Overall, the findings of these studies indicate that inhibitors of cathepsin B, and inhibitors of cysteine cathepsins, improve behavioral deficits and ameliorate neuropathology in AD, TBI, and related brain disorders. Therefore, development of inhibitors of cathepsin B is a logical strategy for discovery of effective therapeutics for AD, TBI, and related brain dysfunctions.

5. Maturation of preprocathepsin B, member of the cysteine cathepsin protease family.

Cathepsin B is a lysosomal cysteine protease belonging to the clan CA and the papain-like family C1A. The other C1A papain-like cysteine proteases in humans are cathepsins C, F, H, K, L, O, S, V, W, and Z (also known as cathepsin X) (40, 43, 114). The cathepsin family also includes the aspartyl proteases cathepsins D and E, and the serine proteases cathepsins A and G. These cathepsins comprise the 15 protease members of lysosomal cathepsin proteases. Cathepsin B is among the most abundantly expressed cathepsins in the human brain (40).

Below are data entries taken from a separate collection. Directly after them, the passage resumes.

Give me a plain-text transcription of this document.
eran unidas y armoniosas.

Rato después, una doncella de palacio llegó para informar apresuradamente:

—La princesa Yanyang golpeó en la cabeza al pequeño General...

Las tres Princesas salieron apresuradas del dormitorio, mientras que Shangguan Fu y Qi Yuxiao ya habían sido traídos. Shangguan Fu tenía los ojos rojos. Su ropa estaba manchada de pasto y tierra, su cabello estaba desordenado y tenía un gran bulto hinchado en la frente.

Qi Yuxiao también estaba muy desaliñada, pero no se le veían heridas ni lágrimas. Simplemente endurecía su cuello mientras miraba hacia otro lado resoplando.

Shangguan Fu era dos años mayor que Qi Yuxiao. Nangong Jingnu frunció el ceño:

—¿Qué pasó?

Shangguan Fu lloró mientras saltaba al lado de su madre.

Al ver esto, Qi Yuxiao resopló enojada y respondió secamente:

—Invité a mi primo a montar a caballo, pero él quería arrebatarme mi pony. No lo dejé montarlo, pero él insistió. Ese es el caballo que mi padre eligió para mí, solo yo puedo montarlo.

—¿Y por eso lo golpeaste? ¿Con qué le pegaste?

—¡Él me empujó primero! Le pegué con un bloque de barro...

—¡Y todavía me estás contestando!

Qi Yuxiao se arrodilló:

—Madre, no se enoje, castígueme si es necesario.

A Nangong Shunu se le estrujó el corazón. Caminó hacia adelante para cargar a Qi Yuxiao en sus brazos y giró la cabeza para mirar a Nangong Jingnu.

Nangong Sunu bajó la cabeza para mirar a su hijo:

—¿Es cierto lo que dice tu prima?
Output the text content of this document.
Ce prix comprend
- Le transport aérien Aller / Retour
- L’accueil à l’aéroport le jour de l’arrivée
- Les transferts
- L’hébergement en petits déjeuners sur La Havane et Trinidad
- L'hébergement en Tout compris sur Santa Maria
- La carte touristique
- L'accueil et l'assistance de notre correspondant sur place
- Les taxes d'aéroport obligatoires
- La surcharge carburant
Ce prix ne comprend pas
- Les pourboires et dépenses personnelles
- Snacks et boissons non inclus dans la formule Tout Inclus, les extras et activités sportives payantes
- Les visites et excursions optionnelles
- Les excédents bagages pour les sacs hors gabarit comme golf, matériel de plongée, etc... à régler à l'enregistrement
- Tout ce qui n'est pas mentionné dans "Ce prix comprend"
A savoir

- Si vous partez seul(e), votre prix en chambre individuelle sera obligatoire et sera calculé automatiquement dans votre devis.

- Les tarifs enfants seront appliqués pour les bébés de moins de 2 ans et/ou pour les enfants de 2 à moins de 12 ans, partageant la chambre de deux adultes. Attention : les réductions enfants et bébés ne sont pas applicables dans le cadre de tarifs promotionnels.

Cathepsin B is synthesized as an inactive prepro-enzyme which undergoes sequential proteolytic processing for maturation of active cathepsin B (Figure 4a) (115, 116). The preprocathepsin is synthesized from its mRNA and undergoes removal of the NH₂-terminal signal sequence (17 residues) in the rough endoplasmic reticulum (43, 114–116); the resultant procathepsin B is translocated to the Golgi apparatus and routed to lysosomes. Procathepsin B is processed by removal of the propeptide to form the mature, active enzyme (117–120). The cathepsin B enzyme can undergo additional processing to generate heavy and light chains with disulfide linkage.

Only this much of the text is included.